The newly automated system cross-checks information provided to the ATO with information provided by welfare recipients to Centrelink, and sends out 20,000 letters per week to individuals who have received payments in the last six years after identifying discrepancies.
The system has been heavily criticised for miscalculating this debt information, with the system cross-checking annual ATO data with fortnightly Centrelink payments, and targeting people who don’t actually owe any money.
But Human Services General Manager Hank Jongen says the department is “confident” in the online compliance system.
“If there is a difference in the income recorded by the ATO compared to the income reported to Centrelink for a particular time period, the department is obliged to seek clarification of the difference in data,” Mr Jongen told InnovationAus.com in a statement.
“This is part of ensuring the integrity of the welfare system. If someone receives benefits to which they are not entitled, the department is required by law to recover the money.”
Mr Jongen says that about 20 per cent of Australians receiving these discrepancies notices do not actually owe any money.
This means that of the 169,000 Australians that have received letters so far, 33,800 do not have a Centrelink debt. That’s 4000 incorrect letters sent out each week.
“Since July, 169,000 reviews have been completed. In approximately 80 per cent of cases people have a debt owing to the Commonwealth. The remaining 20 per cent are instances where the customers have resolved the matter by providing updated information to clarify the difference in report income,” he says.

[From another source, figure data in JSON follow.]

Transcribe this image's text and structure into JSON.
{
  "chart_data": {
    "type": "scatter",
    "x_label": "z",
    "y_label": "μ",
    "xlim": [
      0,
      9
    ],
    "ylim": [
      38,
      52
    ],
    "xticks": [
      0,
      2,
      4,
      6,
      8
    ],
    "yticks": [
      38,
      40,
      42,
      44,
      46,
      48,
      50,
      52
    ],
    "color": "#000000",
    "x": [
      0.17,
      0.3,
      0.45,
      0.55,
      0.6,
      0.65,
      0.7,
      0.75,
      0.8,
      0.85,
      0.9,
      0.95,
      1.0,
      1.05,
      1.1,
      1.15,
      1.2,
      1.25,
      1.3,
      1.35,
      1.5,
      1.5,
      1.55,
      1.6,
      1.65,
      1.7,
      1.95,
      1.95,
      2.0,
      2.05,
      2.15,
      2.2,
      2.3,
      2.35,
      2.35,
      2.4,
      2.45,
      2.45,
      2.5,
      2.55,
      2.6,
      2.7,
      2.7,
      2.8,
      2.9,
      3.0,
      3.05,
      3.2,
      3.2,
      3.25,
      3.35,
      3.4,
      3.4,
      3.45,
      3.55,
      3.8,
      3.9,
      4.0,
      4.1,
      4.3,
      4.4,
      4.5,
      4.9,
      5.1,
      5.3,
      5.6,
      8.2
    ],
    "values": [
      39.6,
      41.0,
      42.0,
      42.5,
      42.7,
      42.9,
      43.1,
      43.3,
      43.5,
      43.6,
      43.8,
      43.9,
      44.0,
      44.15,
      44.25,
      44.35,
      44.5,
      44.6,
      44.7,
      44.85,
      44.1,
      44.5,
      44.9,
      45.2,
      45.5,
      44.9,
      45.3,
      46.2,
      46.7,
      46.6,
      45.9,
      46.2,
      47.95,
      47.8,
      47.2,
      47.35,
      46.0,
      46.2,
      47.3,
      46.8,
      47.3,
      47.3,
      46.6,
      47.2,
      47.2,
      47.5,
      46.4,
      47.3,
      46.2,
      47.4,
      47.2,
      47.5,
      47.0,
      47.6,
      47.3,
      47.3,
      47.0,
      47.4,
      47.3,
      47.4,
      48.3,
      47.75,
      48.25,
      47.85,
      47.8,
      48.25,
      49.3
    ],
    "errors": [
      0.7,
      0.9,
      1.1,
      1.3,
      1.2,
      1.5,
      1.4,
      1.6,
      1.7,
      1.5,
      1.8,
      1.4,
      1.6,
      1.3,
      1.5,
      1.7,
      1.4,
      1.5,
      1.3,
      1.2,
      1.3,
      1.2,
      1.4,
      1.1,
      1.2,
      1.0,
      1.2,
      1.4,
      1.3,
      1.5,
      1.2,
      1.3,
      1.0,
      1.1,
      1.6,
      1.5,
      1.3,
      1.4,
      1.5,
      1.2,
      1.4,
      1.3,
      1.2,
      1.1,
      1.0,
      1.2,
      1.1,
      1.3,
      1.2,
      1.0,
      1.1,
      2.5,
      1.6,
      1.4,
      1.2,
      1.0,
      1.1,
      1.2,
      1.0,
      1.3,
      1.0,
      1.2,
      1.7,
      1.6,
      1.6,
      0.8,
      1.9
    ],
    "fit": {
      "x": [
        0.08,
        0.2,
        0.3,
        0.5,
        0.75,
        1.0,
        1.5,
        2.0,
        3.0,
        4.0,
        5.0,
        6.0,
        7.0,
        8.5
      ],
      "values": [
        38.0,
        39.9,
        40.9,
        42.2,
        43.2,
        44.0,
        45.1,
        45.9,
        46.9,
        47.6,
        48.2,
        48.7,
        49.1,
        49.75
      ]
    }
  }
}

“The Department is committed to ensure that people get what they are entitled to, nothing more, nothing less”
But the process and this rate of failure has been panned by former Digital Transformation Office chief Paul Shetler, who says Centrelink would have already been shut down for fraud if it were a privately-run company.
“If it was operating in any sort of free market [it] would go out of business, and if it didn’t go out of business, it would be shut down by regulators for fraud,” Mr Shetler told ABC Radio.
Despite the government saying it is working “incredibly well”, Mr Shetler has labelled it a clear failure.
“I certainly couldn’t say why the government is saying it’s working well when it’s manifestly not working well,” Mr Shetler said. “I think you just have to look at it and say that it’s not. It’s quite clear that it’s not working well.”
Part of the problem, he says, is that the system has no manual oversight and is cross-checking information from different agencies that doesn’t match.
“The problem with this one was quite simply – you had an algorithm which, quite frankly, wasn’t working properly, that was trying to match really disparate data sets,” Mr Shetler said.
“You’re trying to match fortnightly data with yearly data and you’re trying to extrapolate on the results. And it fails.”
Shadow Minister for Human Services Linda Burney has called on the program to be immediately suspended while the Auditor-General investigates.
“Labor absolutely supports measures which effectively recoup wrongly paid welfare,” Ms Burney told InnovationAus.com. “That includes data matching and some automation, but also just using some common sense.
“We do not support accusing honest people of fraud. At a cost of $200 million the government can do better. No minister, no department secretary and no real answers.
“The issue should have been fixed by now. Mistakes happen but allowing this to continue is just plain bad governance.”
Opposition Leader Bill Shorten has also slammed the system, labelling it a “toxic mix of incompetence and cruelty” and a “farce”.
Social Services Minister Christian Porter was unavailable for comment, leaving it to the department to respond to the Paul Shetler commentary.